"But he likes you. Why, he said he didn't know when he had met a man who gave him such an impression of—of strength and character as you did. He said that right at our supper table. I tell you I was proud when he said it about my brother."

So Sears had not the heart to utter more skepticism. He encouraged Sarah to tell more of her arrangements with the great man. He was, it appeared, to have not only the bedroom which Sears had occupied, but also the room adjoining.

"One will be his bedroom," explained Mrs. Macomber, "and the other his sittin' room, sort of. His little suite, he calls 'em. He is movin' the rest of his things in to-day."

Seers looked at her. "Two rooms!" he exclaimed. "He's to have two rooms in your house! For heaven sakes, Sarah, where do the rest of you live; in the cellar? Goin' to let the children sleep in the cistern?"

She explained. It was a complicated process, but she had worked it out. Lemuel and Edgar had always had a room together, but now Bemis was to have a cot there also. "And Joey, of course, is only a baby, his bed is in our room, Joel's and mine. And Sarah-Mary and Aldora, they are same as they have been."

"Yes, yes, but that doesn't explain the extra room, his sitting room. Where does that come from?"

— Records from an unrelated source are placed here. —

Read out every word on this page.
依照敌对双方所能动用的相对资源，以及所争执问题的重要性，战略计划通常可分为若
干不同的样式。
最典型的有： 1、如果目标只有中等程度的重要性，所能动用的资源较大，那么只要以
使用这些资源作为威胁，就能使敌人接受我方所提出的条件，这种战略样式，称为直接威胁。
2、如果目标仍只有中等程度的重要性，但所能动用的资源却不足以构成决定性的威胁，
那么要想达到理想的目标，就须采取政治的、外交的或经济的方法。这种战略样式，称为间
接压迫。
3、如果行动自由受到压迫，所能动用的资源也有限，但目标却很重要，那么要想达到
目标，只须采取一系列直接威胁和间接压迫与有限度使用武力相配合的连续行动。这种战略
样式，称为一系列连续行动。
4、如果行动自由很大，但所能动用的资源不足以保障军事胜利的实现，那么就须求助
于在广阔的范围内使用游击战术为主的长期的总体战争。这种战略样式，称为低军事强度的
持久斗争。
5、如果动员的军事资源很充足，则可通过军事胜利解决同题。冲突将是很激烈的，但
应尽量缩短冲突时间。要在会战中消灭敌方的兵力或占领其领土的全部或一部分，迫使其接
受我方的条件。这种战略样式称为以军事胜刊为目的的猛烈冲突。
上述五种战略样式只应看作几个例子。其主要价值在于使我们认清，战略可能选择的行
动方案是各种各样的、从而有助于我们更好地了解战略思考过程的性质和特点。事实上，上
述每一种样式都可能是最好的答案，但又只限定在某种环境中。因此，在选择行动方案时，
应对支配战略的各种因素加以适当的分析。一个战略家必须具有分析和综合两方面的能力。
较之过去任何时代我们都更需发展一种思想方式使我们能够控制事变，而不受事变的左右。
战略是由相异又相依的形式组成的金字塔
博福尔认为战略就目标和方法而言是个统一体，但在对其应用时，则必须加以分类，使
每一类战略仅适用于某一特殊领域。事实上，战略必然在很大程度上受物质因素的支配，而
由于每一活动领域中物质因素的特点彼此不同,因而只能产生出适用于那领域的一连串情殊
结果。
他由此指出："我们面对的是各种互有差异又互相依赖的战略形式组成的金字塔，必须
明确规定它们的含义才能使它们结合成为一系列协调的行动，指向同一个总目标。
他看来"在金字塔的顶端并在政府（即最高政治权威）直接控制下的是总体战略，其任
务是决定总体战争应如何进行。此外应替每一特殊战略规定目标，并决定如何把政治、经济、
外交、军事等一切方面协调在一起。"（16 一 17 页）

She hesitated a moment. "Well—well, you see," she said, "there wasn't any other bedroom except the one George hires, and he is goin' to stay for a while longer anyway. At first it didn't seem as if I could let Mr. Phillips have the sittin' room he wanted. But at last Joel and I thought it out. We don't use the front parlor hardly any, and there is the regular sittin' room left for us anyway, so——"

"Sarah Kendrick Macomber, do you mean to tell me you've let this fellow have your front parlor?"

"Why—why, yes. We don't hardly ever use it, Sears. I don't believe we've used that parlor—really opened the blinds and used it, I mean—since Father Macomber's funeral, and that was—let me see—over six years ago."

Her brother slowly shook his head. "The judge was right," he declared. "He certainly was right. Smoothness isn't any name for it."